Acho que aquilo era um tipo de progresso, e todo progresso é bom. Ele falou o meu nome, e inferno, aquilo foi melhor do que o esperado.
— Qual a sua última lembrança?
— Como assim?
— A última coisa que você lembra antes de acordar no meu apartamento...
— Ah. Então, lembro de guardar a minha espada e ir dormir olhando para as estrelas.
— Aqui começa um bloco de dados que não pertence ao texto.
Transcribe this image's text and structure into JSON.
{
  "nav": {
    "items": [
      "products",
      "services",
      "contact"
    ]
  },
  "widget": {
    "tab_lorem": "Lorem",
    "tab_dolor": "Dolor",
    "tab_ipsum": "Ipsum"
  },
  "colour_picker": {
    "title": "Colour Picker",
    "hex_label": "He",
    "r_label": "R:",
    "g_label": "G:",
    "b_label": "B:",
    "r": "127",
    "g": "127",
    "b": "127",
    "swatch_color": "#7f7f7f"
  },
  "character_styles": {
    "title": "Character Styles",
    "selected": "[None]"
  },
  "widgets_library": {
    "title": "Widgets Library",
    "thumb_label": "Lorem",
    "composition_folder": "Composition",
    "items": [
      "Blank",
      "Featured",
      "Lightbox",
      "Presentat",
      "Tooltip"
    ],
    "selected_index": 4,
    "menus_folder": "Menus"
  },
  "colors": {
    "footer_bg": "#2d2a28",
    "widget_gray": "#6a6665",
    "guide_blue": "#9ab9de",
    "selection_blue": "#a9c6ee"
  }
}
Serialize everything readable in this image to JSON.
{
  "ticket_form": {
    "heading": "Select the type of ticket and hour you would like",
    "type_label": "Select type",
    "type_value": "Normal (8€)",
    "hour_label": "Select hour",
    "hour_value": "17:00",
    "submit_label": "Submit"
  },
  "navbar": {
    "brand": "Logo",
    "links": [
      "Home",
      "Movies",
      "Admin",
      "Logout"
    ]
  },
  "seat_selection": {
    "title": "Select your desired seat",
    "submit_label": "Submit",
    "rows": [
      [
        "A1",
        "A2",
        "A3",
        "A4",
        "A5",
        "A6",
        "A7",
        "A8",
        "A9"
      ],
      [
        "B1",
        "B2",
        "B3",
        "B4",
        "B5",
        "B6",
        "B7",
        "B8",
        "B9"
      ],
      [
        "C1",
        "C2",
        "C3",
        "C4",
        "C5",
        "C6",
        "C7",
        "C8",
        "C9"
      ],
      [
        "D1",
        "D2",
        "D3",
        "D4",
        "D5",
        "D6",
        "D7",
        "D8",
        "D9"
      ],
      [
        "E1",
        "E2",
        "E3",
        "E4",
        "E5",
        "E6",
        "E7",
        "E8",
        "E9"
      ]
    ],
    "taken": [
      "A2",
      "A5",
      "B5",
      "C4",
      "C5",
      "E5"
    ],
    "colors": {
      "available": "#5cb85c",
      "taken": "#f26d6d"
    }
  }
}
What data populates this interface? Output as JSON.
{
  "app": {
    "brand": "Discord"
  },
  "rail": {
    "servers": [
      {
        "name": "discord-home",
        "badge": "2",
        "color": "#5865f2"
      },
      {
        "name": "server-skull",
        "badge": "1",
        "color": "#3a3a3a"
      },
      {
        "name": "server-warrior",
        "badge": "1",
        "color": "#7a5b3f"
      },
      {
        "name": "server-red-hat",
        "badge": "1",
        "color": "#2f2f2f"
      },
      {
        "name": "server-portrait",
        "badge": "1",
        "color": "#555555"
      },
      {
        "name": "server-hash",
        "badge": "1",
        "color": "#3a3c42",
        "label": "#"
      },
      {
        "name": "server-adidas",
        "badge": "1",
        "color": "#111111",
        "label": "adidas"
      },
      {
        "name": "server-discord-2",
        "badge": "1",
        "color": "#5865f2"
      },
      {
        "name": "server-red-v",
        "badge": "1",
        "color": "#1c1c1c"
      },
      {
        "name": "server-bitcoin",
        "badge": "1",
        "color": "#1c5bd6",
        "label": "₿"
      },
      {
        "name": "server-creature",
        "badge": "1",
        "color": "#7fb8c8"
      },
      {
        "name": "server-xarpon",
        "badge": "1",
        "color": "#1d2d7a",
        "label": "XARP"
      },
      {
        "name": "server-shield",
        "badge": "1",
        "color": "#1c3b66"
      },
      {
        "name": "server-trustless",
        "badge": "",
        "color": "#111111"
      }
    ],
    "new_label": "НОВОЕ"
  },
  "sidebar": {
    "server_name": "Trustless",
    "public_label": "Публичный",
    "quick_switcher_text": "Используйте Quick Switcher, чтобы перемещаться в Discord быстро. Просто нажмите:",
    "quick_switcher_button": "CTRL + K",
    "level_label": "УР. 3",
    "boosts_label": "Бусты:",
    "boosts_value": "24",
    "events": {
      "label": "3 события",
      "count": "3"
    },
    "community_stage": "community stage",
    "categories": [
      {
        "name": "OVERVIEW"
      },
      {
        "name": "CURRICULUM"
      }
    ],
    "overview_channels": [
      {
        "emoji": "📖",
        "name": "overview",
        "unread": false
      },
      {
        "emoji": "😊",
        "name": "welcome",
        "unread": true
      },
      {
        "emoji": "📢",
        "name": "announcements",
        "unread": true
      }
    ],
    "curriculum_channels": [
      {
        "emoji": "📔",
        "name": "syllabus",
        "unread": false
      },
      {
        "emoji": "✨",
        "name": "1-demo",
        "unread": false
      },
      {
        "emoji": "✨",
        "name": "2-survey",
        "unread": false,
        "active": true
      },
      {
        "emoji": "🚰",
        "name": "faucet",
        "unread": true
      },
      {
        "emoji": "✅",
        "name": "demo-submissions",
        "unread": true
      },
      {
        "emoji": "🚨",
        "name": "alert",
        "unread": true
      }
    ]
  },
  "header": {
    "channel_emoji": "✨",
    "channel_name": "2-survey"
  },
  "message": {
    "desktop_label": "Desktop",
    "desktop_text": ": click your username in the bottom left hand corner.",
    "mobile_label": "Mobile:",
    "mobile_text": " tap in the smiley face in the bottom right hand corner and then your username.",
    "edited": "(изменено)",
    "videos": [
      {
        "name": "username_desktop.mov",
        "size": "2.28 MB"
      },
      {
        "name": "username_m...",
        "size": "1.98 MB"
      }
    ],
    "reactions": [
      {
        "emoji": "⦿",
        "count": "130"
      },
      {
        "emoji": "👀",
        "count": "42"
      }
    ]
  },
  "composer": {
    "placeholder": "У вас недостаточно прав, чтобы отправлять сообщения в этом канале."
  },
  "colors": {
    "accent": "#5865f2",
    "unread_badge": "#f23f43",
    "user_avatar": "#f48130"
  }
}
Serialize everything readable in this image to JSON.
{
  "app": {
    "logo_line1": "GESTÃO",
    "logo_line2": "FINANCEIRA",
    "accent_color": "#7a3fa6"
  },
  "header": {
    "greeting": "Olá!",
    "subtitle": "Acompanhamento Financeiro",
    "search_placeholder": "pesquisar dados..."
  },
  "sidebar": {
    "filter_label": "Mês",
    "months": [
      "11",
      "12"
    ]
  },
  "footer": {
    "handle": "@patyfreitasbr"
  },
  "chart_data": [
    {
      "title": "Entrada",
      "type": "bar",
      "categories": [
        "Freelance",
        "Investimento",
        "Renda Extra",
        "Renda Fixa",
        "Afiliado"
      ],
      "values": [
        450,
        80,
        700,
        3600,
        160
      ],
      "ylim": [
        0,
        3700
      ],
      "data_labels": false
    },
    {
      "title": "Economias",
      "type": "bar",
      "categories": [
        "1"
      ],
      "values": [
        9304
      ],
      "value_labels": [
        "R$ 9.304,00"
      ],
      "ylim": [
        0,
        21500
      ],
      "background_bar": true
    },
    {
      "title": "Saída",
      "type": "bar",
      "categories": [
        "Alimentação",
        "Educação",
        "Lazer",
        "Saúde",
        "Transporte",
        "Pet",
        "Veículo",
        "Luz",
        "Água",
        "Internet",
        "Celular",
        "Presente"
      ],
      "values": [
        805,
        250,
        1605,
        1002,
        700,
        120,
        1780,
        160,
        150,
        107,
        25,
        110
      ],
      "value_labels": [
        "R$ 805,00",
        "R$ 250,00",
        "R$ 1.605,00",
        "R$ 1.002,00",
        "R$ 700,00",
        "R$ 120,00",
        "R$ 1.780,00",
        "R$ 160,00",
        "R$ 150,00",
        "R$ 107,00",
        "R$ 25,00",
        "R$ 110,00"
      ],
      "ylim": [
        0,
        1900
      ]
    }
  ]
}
Quando acordei, já estava perto de você.
— E você não ficou assustado quando acordou num lugar que não sabia onde era, com algumas coisas que você não conhecia e sem lembrança de como tinha ido parar lá?
— Não tenho como negar e dizer que assim que abri os olhos estava quase entrando em desespero. Não reconheci o ambiente que me rodeava e não tinha nada para me proteger. Foram segundos bem preocupantes.
— Segundos?
— Sim... Assim que eu virei para o lado, com o intuito de me levantar daquela cama macia, fui tomado pelo cheiro que me lembrava a Tex, o seu cheiro eu suponho. Foi somente sentir o seu cheiro que a preocupação foi embora...
— Somente isso?
— Claro... Só precisei fechar os olhos e seguir o cheiro para te encontrar, eu sabia que iria te encontrar. Claro que eu esperava outra pessoa, mas eu somente segui o cheiro.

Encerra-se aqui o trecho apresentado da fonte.